When released into the cytosol, mitochondrial ROS, and oxidized mtDNA, are recognized as DAMPs by cytosolic PRRs, such as TLR4 and TLR9 receptors. This recognition, and pro-inflammatory responses, trigger various cell death processes, such as pyroptosis, apoptosis, and autophagy. The contribution of mitochondria to oxidative stress in diabetes is well-established [157]. According to the unified theory of hyperglycemia-induced endothelial cell damage proposed by Brownlee, ROS overproduction is the common upstream event that stimulates several biochemical pathways implicated in the pathogenesis of DR. These pathways include the polyol (sorbitol) pathway, formation of AGEs intracellularly, expression of receptors of AGEs (RAGE) and ligands [155,173], activation of the protein kinase C (PKC) pathway, and increased activity of the hexosamine pathway [10,106,155,168,174,175].

Oxidative stress, in conjunction with chronic hyperglycemia and low-grade inflammation, plays critical roles in the onset and progression of DR, as they collectively contribute to the breakdown of the BRB and neovascularization [152]. The damage to retinal cells, the neovascularization process, and the overall pathogenesis of DR result from oxidative stress directly or indirectly stimulating the release of pro-inflammatory cytokines, VEGF-𝛼, and nitric oxide (NO) [176,177]. In summary, hyperglycemia triggers a cascade of events leading to the development of DR, involving microvascular dysfunction characterized by increased production of pro-inflammatory and pro-oxidant mediators or endogenous signaling pathways [10,150,178,179,180].

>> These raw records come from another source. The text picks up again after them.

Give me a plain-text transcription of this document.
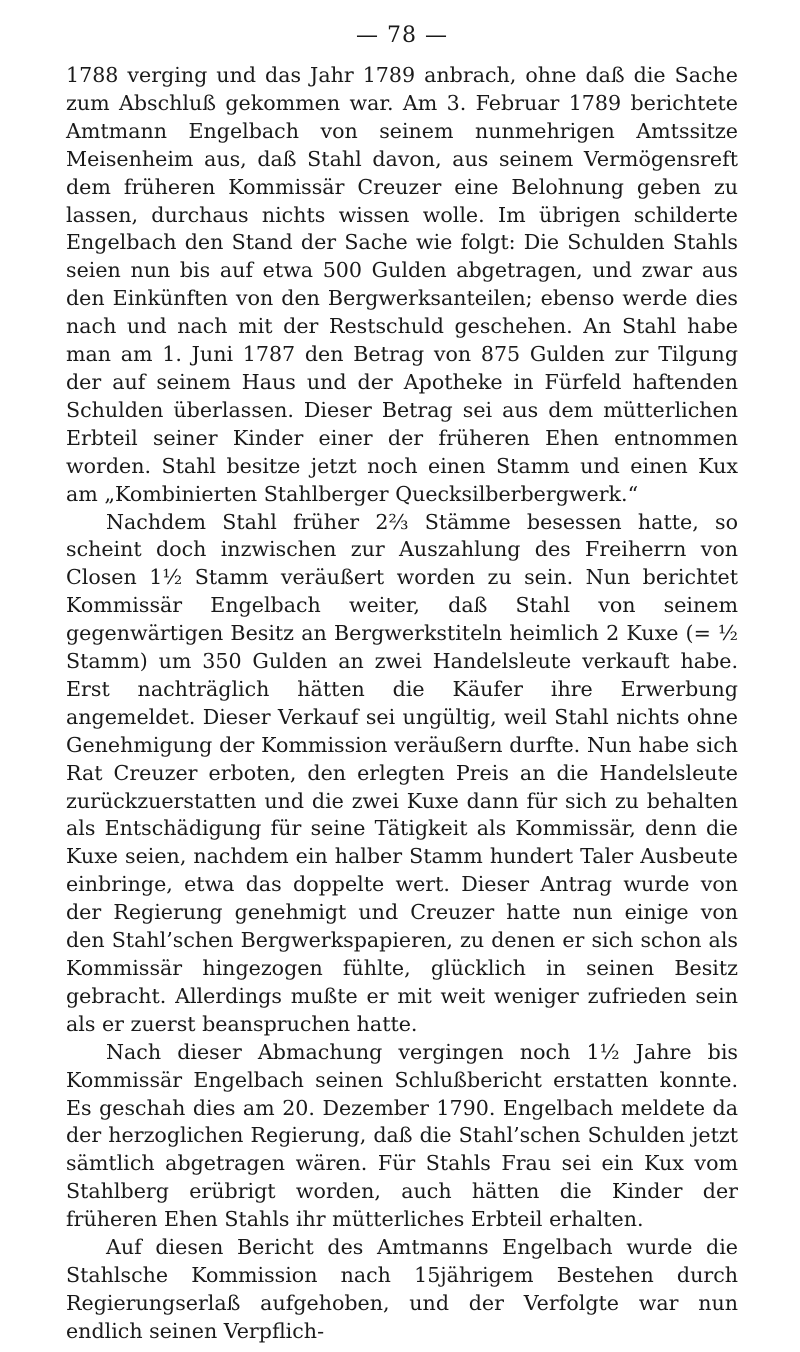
— 78 —

1788 verging und das Jahr 1789 anbrach, ohne daß die Sache zum Abschluß gekommen war. Am 3. Februar 1789 berichtete Amtmann Engelbach von seinem nunmehrigen Amtssitze Meisenheim aus, daß Stahl davon, aus seinem Vermögensreft dem früheren Kommissär Creuzer eine Belohnung geben zu lassen, durchaus nichts wissen wolle. Im übrigen schilderte Engelbach den Stand der Sache wie folgt: Die Schulden Stahls seien nun bis auf etwa 500 Gulden abgetragen, und zwar aus den Einkünften von den Bergwerksanteilen; ebenso werde dies nach und nach mit der Restschuld geschehen. An Stahl habe man am 1. Juni 1787 den Betrag von 875 Gulden zur Tilgung der auf seinem Haus und der Apotheke in Fürfeld haftenden Schulden überlassen. Dieser Betrag sei aus dem mütterlichen Erbteil seiner Kinder einer der früheren Ehen entnommen worden. Stahl besitze jetzt noch einen Stamm und einen Kux am „Kombinierten Stahlberger Quecksilberbergwerk.“

Nachdem Stahl früher 2⅔ Stämme besessen hatte, so scheint doch inzwischen zur Auszahlung des Freiherrn von Closen 1½ Stamm veräußert worden zu sein. Nun berichtet Kommissär Engelbach weiter, daß Stahl von seinem gegenwärtigen Besitz an Bergwerkstiteln heimlich 2 Kuxe (= ½ Stamm) um 350 Gulden an zwei Handelsleute verkauft habe. Erst nachträglich hätten die Käufer ihre Erwerbung angemeldet. Dieser Verkauf sei ungültig, weil Stahl nichts ohne Genehmigung der Kommission veräußern durfte. Nun habe sich Rat Creuzer erboten, den erlegten Preis an die Handelsleute zurückzuerstatten und die zwei Kuxe dann für sich zu behalten als Entschädigung für seine Tätigkeit als Kommissär, denn die Kuxe seien, nachdem ein halber Stamm hundert Taler Ausbeute einbringe, etwa das doppelte wert. Dieser Antrag wurde von der Regierung genehmigt und Creuzer hatte nun einige von den Stahl’schen Bergwerkspapieren, zu denen er sich schon als Kommissär hingezogen fühlte, glücklich in seinen Besitz gebracht. Allerdings mußte er mit weit weniger zufrieden sein als er zuerst beanspruchen hatte.

Nach dieser Abmachung vergingen noch 1½ Jahre bis Kommissär Engelbach seinen Schlußbericht erstatten konnte. Es geschah dies am 20. Dezember 1790. Engelbach meldete da der herzoglichen Regierung, daß die Stahl’schen Schulden jetzt sämtlich abgetragen wären. Für Stahls Frau sei ein Kux vom Stahlberg erübrigt worden, auch hätten die Kinder der früheren Ehen Stahls ihr mütterliches Erbteil erhalten.

Auf diesen Bericht des Amtmanns Engelbach wurde die Stahlsche Kommission nach 15jährigem Bestehen durch Regierungserlaß aufgehoben, und der Verfolgte war nun endlich seinen Verpflich-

Recent evidence highlighted the complement system’s key role as an important factor in DR progression. Complement system activation may be implicated in the etiology of the microvascular disease by inducing systemic inflammation and contributing to microvascular endothelial cells dysfunction [181]. Increased plasma complement C3 has been associated with an increased risk of DR [181]. Moreover, increased concentrations of C5a detected in the vitreous of diabetic patients with PDR were significantly correlated with the concentrations of VEGF [181]. C5b-9, the terminal product of the complement activation, was found in the wall of retinal vessels of human eye donors with 9+/- 3 years of type 2 diabetes [182]. CFH expression was also shown to be induced by IL-27 in mouse retinal cells [183]. IL-27 signaling in T cells changes the balance of regulatory T cells (Tregs) and T helper1 (Th1) cells, and effector cells (CD8 T cells) and is critical for T1D development as well as lacrimal gland inflammation in nonobese mice [184]. The levels of this cytokine are increased in aqueous humor in patients with DR compared to healthy control individuals [185]. However, further research is needed to understand how innate immune cells and the complement system are regulated in DR.